Most of Fruton's early research at Yale was funded by a grant from the Rockefeller Foundation; Warren Weaver was making enzymology one of the Foundation's research focuses. Fruton headed a growing lab that included doctoral students, postdoctoral researchers, and technical assistants. The two main areas of research were the action of proteolytic enzymes and the chemical (as opposed to biological) synthesis of peptides (the substrates used to explore the enzymatic reactions). Members of Fruton's lab studied cathepsin C and several other peptidases, as well as proteinases that catalyzed transpeptidation, which was thought (and ultimately confirmed) to be part of the biosynthesis of proteins. Rather than leading a team effort focused on a small number of high-priority problems, Fruton allowed members of his laboratory to choose their own problems (usually within the broad bounds of protein synthesis and proteinases). Ph.D. students and postdoctoral researchers who worked in Fruton's lab include: Mary Ellen Jones, Melvin Fried, Hannelore Würz, Peter Heinrich, Karen Nilsson, Bob Metrione, Yoshihiro Okuda, George Taborsky, Christine Zioudrou, Maxine Singer, Louis Cohen, Frederick Newth, John Thanassi, Charles Drey, Derek George Smyth, Atsuo Nagamatsu, and Milton Winitz. A number of prominent biochemists from outside Yale also spent time in Fruton's biochemistry department during his tenure as chair, including: Harry Kroll, Rosabelle McManus, John Clark Lewis, Herbert Gutfreund, Max Gruber, Frank Hird, Vernon Ingram, Hans Kornberg, Dimitrios Theodoropoulos, and Hans Tuppy.

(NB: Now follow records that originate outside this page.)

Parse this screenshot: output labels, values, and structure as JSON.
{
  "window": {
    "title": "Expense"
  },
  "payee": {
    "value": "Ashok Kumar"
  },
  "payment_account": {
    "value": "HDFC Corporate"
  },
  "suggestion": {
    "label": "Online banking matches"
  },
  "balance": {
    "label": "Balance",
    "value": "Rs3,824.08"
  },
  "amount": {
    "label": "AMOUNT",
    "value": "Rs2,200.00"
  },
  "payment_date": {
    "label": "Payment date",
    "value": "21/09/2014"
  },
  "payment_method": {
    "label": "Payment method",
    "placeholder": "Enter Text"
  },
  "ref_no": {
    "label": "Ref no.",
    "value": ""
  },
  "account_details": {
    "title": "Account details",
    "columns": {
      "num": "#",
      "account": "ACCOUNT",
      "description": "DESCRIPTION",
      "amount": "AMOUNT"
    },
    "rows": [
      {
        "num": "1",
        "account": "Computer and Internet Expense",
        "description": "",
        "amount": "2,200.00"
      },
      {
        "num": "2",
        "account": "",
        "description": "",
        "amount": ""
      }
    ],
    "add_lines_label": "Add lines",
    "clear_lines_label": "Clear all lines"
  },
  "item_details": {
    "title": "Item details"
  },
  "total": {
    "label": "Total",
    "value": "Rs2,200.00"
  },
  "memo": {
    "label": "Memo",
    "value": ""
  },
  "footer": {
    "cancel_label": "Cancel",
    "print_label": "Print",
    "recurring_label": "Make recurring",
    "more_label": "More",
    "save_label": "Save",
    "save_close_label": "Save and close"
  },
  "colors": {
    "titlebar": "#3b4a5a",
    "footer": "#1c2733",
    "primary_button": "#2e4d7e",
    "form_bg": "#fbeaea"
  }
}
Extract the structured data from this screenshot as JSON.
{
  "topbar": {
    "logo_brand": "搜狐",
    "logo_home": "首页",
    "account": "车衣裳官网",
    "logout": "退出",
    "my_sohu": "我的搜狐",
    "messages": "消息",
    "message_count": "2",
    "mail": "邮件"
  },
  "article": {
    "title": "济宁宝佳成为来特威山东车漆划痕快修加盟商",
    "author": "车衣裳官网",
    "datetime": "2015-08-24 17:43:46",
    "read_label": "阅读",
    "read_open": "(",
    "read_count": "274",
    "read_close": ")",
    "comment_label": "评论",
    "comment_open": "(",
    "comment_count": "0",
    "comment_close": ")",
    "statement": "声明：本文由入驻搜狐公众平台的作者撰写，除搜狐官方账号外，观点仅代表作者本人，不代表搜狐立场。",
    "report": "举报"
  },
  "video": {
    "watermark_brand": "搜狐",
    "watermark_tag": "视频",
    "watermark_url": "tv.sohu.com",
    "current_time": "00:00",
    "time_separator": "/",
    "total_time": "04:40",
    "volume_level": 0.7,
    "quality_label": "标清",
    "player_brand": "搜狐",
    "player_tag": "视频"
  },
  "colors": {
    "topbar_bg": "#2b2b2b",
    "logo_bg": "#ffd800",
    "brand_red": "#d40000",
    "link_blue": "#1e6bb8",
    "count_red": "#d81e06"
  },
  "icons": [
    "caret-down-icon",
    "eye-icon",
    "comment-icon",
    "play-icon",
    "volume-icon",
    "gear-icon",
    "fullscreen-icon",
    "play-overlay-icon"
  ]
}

In 1953, Fruton and Simmonds completed the textbook General Biochemistry, which became one of the most influential textbooks for a generation of biochemistry students. They produced a second edition in 1958.

===Administrative work===
In 1959, after offering advice to Yale president A. Whitney Griswold on strengthening the sciences at Yale, Fruton became director of the division of science, a position he held until 1962. His work led to the creation of the short-lived department of molecular biology and biophysics (MBB), although his initial proposal to create a similar department that combined the existing biophysics and biochemistry departments was rejected. Fruton became burnt out on Yale politics after an extended conflict with provost Kingman Brewster, in which Brewster attempted to bypass Fruton's science advisory committee and create a molecular biology department independent of biochemistry department; the MBB department was created only after Brewster had failed to attract a prominent scientist from outside Yale to head a molecular biology department, and the department of biochemistry remained separate as part of the medical school until the creation of the department of molecular biophysics & biochemistry (MB&B) in 1969 (which was itself created after a lengthy and unsuccessful attempt to find a suitably eminent replacement for Fruton to head the department of biochemistry).

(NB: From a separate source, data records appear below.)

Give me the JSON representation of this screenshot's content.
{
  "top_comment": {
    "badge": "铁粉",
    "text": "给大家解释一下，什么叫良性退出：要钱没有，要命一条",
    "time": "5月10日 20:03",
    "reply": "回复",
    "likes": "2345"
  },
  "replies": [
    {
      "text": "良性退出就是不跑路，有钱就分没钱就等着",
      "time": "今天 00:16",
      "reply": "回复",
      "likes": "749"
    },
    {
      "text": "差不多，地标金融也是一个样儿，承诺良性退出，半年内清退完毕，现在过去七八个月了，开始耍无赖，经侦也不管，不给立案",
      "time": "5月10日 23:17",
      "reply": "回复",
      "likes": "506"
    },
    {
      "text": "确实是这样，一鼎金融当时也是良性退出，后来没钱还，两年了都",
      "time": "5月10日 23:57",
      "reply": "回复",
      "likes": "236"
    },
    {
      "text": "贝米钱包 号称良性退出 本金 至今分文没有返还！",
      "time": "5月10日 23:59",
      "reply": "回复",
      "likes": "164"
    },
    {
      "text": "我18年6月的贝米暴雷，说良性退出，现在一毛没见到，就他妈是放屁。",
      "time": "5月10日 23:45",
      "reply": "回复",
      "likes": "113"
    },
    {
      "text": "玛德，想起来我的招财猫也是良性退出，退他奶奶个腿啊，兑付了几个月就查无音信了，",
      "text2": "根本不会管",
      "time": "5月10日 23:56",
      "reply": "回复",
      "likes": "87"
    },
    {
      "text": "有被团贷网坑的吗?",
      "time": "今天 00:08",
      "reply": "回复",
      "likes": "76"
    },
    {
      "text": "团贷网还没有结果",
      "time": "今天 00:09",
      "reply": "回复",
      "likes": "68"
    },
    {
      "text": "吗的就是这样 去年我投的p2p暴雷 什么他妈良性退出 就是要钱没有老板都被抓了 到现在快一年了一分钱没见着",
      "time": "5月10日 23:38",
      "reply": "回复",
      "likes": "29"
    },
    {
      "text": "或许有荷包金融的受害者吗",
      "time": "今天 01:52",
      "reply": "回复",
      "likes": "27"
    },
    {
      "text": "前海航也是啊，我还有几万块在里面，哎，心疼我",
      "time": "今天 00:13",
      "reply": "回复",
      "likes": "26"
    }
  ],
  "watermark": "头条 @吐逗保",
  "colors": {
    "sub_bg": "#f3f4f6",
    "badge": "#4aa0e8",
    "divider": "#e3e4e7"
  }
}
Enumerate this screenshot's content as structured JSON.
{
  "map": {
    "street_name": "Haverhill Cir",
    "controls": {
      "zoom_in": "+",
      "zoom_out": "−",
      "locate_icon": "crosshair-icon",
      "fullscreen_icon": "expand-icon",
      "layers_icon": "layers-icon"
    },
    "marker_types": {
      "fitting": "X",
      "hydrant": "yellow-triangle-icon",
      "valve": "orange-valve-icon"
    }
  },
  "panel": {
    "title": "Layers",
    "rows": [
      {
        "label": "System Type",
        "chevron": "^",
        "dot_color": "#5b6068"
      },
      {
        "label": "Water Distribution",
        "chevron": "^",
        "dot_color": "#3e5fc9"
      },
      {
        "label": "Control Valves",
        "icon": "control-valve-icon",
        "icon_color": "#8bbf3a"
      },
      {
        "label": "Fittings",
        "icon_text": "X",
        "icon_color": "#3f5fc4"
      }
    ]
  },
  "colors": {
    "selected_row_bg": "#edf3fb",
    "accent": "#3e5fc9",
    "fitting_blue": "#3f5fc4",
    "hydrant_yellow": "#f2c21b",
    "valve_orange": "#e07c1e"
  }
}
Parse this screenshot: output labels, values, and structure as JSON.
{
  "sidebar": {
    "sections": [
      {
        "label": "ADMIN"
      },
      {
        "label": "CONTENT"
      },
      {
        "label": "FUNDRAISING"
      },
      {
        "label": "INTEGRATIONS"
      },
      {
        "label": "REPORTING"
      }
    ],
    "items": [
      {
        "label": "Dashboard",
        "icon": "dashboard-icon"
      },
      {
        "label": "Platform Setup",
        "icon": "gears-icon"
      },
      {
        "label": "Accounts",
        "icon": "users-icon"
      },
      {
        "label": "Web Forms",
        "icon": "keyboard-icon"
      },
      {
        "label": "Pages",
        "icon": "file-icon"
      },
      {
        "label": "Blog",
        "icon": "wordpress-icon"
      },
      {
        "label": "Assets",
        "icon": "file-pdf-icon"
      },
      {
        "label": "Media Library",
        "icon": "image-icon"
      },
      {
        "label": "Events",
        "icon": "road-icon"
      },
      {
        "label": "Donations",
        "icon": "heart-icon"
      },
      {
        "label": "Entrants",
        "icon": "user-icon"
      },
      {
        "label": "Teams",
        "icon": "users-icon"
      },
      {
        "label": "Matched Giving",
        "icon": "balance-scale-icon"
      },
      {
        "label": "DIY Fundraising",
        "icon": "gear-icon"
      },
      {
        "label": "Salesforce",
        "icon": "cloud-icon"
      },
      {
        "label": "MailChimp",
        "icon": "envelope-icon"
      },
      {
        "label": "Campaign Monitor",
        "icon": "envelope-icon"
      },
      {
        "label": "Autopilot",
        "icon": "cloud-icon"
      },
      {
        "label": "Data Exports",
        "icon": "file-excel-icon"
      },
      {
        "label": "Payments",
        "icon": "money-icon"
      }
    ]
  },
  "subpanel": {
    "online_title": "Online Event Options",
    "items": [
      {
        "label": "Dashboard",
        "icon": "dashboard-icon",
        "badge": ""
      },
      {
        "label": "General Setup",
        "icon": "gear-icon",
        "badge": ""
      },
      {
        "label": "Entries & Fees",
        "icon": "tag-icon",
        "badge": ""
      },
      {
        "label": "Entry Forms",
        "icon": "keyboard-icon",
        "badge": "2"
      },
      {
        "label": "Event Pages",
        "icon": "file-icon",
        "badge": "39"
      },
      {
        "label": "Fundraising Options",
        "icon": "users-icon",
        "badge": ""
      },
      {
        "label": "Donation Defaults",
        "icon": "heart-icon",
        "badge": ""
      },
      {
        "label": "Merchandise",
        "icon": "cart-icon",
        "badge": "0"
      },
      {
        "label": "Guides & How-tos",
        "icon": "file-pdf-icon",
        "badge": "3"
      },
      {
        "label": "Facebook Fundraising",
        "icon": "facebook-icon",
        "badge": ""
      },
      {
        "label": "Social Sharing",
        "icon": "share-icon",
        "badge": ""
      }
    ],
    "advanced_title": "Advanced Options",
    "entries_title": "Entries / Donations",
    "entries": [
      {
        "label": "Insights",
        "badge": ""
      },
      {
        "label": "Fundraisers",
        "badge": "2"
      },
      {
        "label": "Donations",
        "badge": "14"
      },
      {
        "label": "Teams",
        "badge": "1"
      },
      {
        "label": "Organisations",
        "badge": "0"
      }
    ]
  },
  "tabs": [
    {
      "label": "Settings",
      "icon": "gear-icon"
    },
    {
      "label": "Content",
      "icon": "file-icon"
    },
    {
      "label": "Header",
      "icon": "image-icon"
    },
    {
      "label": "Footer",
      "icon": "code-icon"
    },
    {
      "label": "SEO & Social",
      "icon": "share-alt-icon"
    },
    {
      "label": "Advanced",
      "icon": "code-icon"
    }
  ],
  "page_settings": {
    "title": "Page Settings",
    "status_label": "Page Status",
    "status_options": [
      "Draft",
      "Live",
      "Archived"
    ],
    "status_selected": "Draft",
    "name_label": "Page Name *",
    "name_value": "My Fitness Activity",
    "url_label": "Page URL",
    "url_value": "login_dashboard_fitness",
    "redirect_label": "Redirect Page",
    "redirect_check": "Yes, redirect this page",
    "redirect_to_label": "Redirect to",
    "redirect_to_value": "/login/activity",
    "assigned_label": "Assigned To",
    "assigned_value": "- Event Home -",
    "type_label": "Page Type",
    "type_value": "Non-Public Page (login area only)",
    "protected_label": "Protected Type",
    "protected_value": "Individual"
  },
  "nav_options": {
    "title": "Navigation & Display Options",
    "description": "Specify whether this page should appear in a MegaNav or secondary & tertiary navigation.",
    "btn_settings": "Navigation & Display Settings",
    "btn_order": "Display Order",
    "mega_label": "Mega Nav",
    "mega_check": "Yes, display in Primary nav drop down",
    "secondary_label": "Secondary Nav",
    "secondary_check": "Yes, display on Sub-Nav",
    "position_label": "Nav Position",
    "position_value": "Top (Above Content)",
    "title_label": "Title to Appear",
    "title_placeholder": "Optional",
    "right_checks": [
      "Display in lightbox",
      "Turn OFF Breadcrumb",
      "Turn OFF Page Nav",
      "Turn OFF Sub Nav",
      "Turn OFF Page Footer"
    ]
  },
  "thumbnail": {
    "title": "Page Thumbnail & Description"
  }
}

Fruton was elected to the American Philosophical Society in 1968. He and Sophia Simmonds traveled abroad during the 1962–1963 academic year, returning just as the MBB department was being created and the Department of Biochemistry was entering a "crisis" because of the loss of experienced faculty (in particular, Fred Richards, the new head of MBB, and Ernie Pollard, who had left to head a biophysics department at Penn State).

==Death==

Fruton died two days after his wife in New Haven on 29 July 2007.

==Works==
- General Biochemistry (1953, 1958), with Sophia Simmonds
- Molecules and Life: Historical Essays on the Interplay of Chemistry and Biology (1972)
- A Bio-bibliography for the History of the Biochemical Sciences since 1800 (1982, 1985, 1994)
- Contrasts in Scientific Style: Research Groups in the Chemical and Biochemical Sciences (1990)
- A Skeptical Biochemist (1992)
- Eighty Years (1994)
- Proteins, Enzymes, Genes: The Interplay of Chemistry and Biology (1999)
- Methods and Styles in the Development of Chemistry (2002)

==Awards and honors==
In 1993, Fruton received the Dexter Award for Outstanding Achievement in the History of Chemistry from the American Chemical Society.